Continuum model captures trapping delay but needs modification for steady state flux.

Permeation behavior varies with deviations from Fickian diffusion regimes.

Segregation at grain boundaries significantly influences flux and short-circuit diffusion.

Abstract

The electrochemical permeation test is one of the most used methods for characterising hydrogen diffusion in metals. The flux of hydrogen atoms registered in the oxidation cell might be fitted to obtain apparent diffusivities. The magnitude of this coefficient has a decisive influence on the kinetics of fracture or fatigue phenomena assisted by hydrogen and depends largely on hydrogen retention in microstructural traps.
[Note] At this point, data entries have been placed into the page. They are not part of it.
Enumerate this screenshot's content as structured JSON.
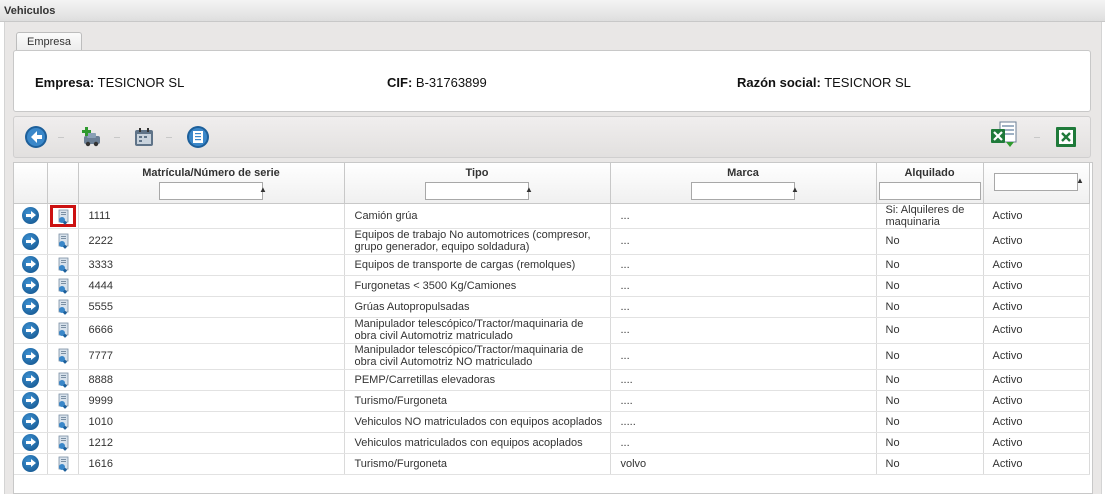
{
  "window": {
    "title": "Vehiculos"
  },
  "tabs": [
    {
      "label": "Empresa"
    }
  ],
  "company": {
    "empresa_label": "Empresa:",
    "empresa_value": "TESICNOR SL",
    "cif_label": "CIF:",
    "cif_value": "B-31763899",
    "razon_label": "Razón social:",
    "razon_value": "TESICNOR SL"
  },
  "toolbar": {
    "icons": [
      "back-icon",
      "add-vehicle-icon",
      "calendar-icon",
      "list-icon",
      "export-excel-icon",
      "excel-icon"
    ]
  },
  "grid": {
    "columns": [
      "",
      "",
      "Matrícula/Número de serie",
      "Tipo",
      "Marca",
      "Alquilado",
      ""
    ],
    "rows": [
      {
        "matricula": "1111",
        "tipo": "Camión grúa",
        "marca": "...",
        "alquilado": "Si: Alquileres de maquinaria",
        "estado": "Activo"
      },
      {
        "matricula": "2222",
        "tipo": "Equipos de trabajo No automotrices (compresor, grupo generador, equipo soldadura)",
        "marca": "...",
        "alquilado": "No",
        "estado": "Activo"
      },
      {
        "matricula": "3333",
        "tipo": "Equipos de transporte de cargas (remolques)",
        "marca": "...",
        "alquilado": "No",
        "estado": "Activo"
      },
      {
        "matricula": "4444",
        "tipo": "Furgonetas < 3500 Kg/Camiones",
        "marca": "...",
        "alquilado": "No",
        "estado": "Activo"
      },
      {
        "matricula": "5555",
        "tipo": "Grúas Autopropulsadas",
        "marca": "...",
        "alquilado": "No",
        "estado": "Activo"
      },
      {
        "matricula": "6666",
        "tipo": "Manipulador telescópico/Tractor/maquinaria de obra civil Automotriz matriculado",
        "marca": "...",
        "alquilado": "No",
        "estado": "Activo"
      },
      {
        "matricula": "7777",
        "tipo": "Manipulador telescópico/Tractor/maquinaria de obra civil Automotriz NO matriculado",
        "marca": "...",
        "alquilado": "No",
        "estado": "Activo"
      },
      {
        "matricula": "8888",
        "tipo": "PEMP/Carretillas elevadoras",
        "marca": "....",
        "alquilado": "No",
        "estado": "Activo"
      },
      {
        "matricula": "9999",
        "tipo": "Turismo/Furgoneta",
        "marca": "....",
        "alquilado": "No",
        "estado": "Activo"
      },
      {
        "matricula": "1010",
        "tipo": "Vehiculos NO matriculados con equipos acoplados",
        "marca": ".....",
        "alquilado": "No",
        "estado": "Activo"
      },
      {
        "matricula": "1212",
        "tipo": "Vehiculos matriculados con equipos acoplados",
        "marca": "...",
        "alquilado": "No",
        "estado": "Activo"
      },
      {
        "matricula": "1616",
        "tipo": "Turismo/Furgoneta",
        "marca": "volvo",
        "alquilado": "No",
        "estado": "Activo"
      }
    ]
  }
}
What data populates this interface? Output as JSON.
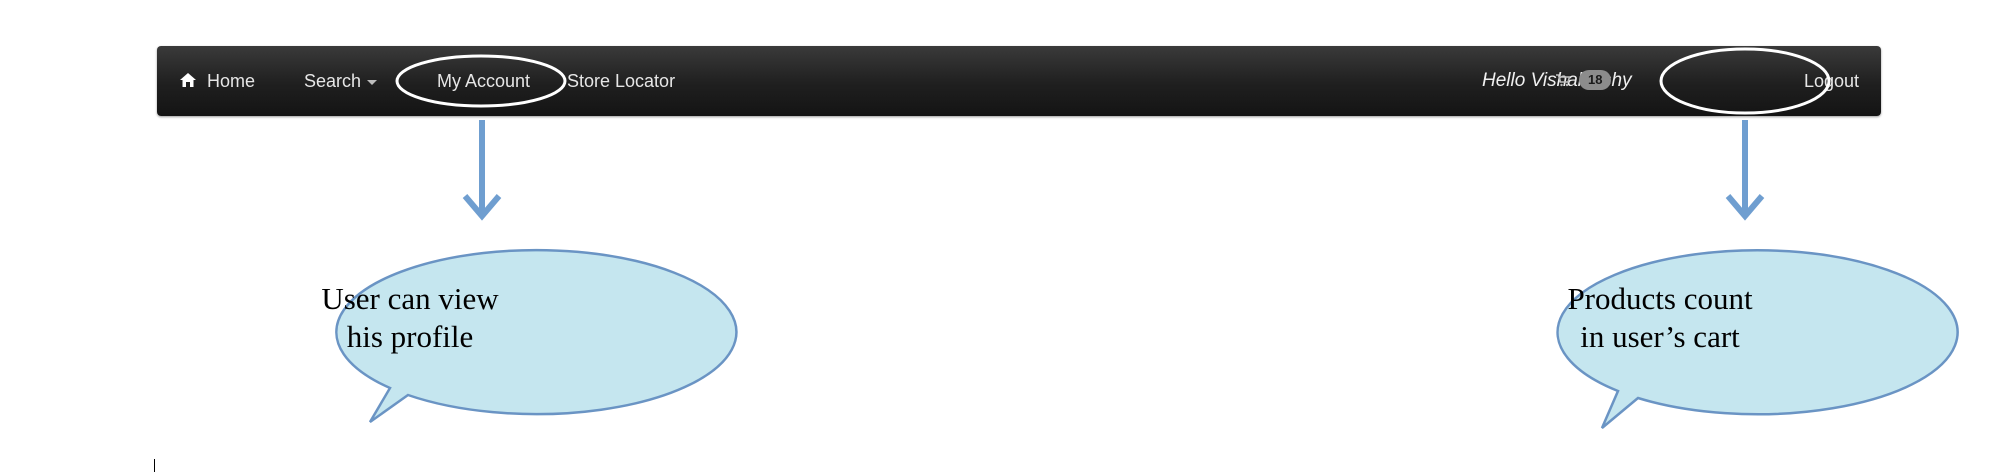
{
  "navbar": {
    "home_label": "Home",
    "search_label": "Search",
    "account_label": "My Account",
    "store_label": "Store Locator",
    "greeting": "Hello Vishalakshy",
    "cart_count": "18",
    "logout_label": "Logout",
    "icons": {
      "home": "home-icon",
      "search_dropdown": "caret-down-icon",
      "cart": "cart-icon"
    }
  },
  "callouts": {
    "account": {
      "line1": "User can view",
      "line2": "his profile"
    },
    "cart": {
      "line1": "Products count",
      "line2": "in user’s cart"
    }
  },
  "colors": {
    "navbar_bg": "#1f1f1f",
    "nav_text": "#e6e6e6",
    "callout_fill": "#c5e6ef",
    "callout_stroke": "#6a94c4",
    "arrow": "#6f9ed0",
    "badge_bg": "#8c8c8c"
  }
}
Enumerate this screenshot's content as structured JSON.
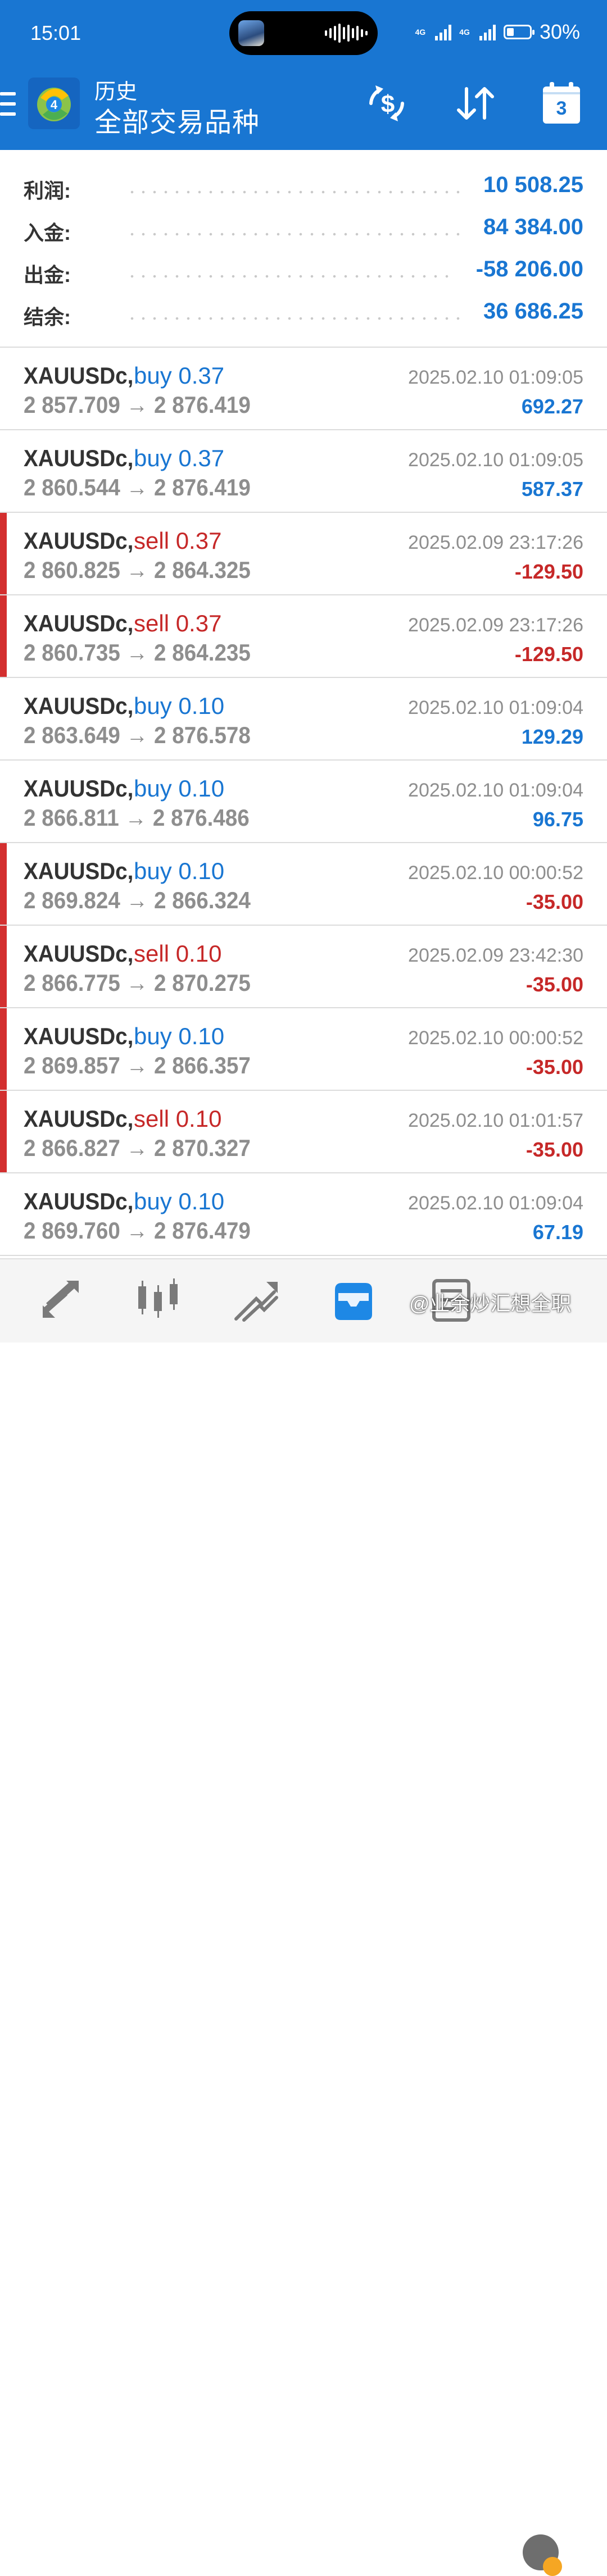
{
  "status_bar": {
    "time": "15:01",
    "network_1": "4G",
    "network_2": "4G",
    "battery": "30%"
  },
  "app_bar": {
    "title": "历史",
    "subtitle": "全部交易品种",
    "calendar_day": "3",
    "accent_color": "#1976d2",
    "icons": [
      "menu-icon",
      "app-logo-icon",
      "balance-operations-icon",
      "sort-icon",
      "calendar-icon"
    ]
  },
  "summary": [
    {
      "label": "利润:",
      "value": "10 508.25"
    },
    {
      "label": "入金:",
      "value": "84 384.00"
    },
    {
      "label": "出金:",
      "value": "-58 206.00"
    },
    {
      "label": "结余:",
      "value": "36 686.25"
    }
  ],
  "trades": [
    {
      "symbol": "XAUUSDc,",
      "side": "buy",
      "side_text": "buy 0.37",
      "prices": "2 857.709 → 2 876.419",
      "time": "2025.02.10 01:09:05",
      "profit": "692.27",
      "loss": false
    },
    {
      "symbol": "XAUUSDc,",
      "side": "buy",
      "side_text": "buy 0.37",
      "prices": "2 860.544 → 2 876.419",
      "time": "2025.02.10 01:09:05",
      "profit": "587.37",
      "loss": false
    },
    {
      "symbol": "XAUUSDc,",
      "side": "sell",
      "side_text": "sell 0.37",
      "prices": "2 860.825 → 2 864.325",
      "time": "2025.02.09 23:17:26",
      "profit": "-129.50",
      "loss": true
    },
    {
      "symbol": "XAUUSDc,",
      "side": "sell",
      "side_text": "sell 0.37",
      "prices": "2 860.735 → 2 864.235",
      "time": "2025.02.09 23:17:26",
      "profit": "-129.50",
      "loss": true
    },
    {
      "symbol": "XAUUSDc,",
      "side": "buy",
      "side_text": "buy 0.10",
      "prices": "2 863.649 → 2 876.578",
      "time": "2025.02.10 01:09:04",
      "profit": "129.29",
      "loss": false
    },
    {
      "symbol": "XAUUSDc,",
      "side": "buy",
      "side_text": "buy 0.10",
      "prices": "2 866.811 → 2 876.486",
      "time": "2025.02.10 01:09:04",
      "profit": "96.75",
      "loss": false
    },
    {
      "symbol": "XAUUSDc,",
      "side": "buy",
      "side_text": "buy 0.10",
      "prices": "2 869.824 → 2 866.324",
      "time": "2025.02.10 00:00:52",
      "profit": "-35.00",
      "loss": true
    },
    {
      "symbol": "XAUUSDc,",
      "side": "sell",
      "side_text": "sell 0.10",
      "prices": "2 866.775 → 2 870.275",
      "time": "2025.02.09 23:42:30",
      "profit": "-35.00",
      "loss": true
    },
    {
      "symbol": "XAUUSDc,",
      "side": "buy",
      "side_text": "buy 0.10",
      "prices": "2 869.857 → 2 866.357",
      "time": "2025.02.10 00:00:52",
      "profit": "-35.00",
      "loss": true
    },
    {
      "symbol": "XAUUSDc,",
      "side": "sell",
      "side_text": "sell 0.10",
      "prices": "2 866.827 → 2 870.327",
      "time": "2025.02.10 01:01:57",
      "profit": "-35.00",
      "loss": true
    },
    {
      "symbol": "XAUUSDc,",
      "side": "buy",
      "side_text": "buy 0.10",
      "prices": "2 869.760 → 2 876.479",
      "time": "2025.02.10 01:09:04",
      "profit": "67.19",
      "loss": false
    }
  ],
  "bottom_nav": {
    "items": [
      "quotes-icon",
      "chart-icon",
      "trade-icon",
      "history-icon",
      "messages-icon"
    ],
    "active": "history-icon"
  },
  "watermark": {
    "text": "@业余炒汇想全职"
  }
}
In order to improve the numerical fitting of diffusion coefficients, a permeation test has been reproduced using FEM simulations considering two approaches: a continuum 1D model in which the trap density, binding energy and the input lattice concentrations are critical variables and a polycrystalline model where trapping at grain boundaries is simulated explicitly including a segregation factor and a diffusion coefficient different from that of the interior of the grain. Results show that the continuum model captures trapping delay, but it should be modified to model the trapping influence on the steady state flux. Permeation behaviour might be classified according to different regimes depending on deviation from Fickian diffusion. Polycrystalline synthetic permeation shows a strong influence of segregation on output flux magnitude. This approach is able to simulate also the short-circuit diffusion phenomenon. The comparison between different grain sizes and grain boundary thicknesses by means of the fitted apparent diffusivity shows the relationships between the registered flux and the characteristic parameters of traps.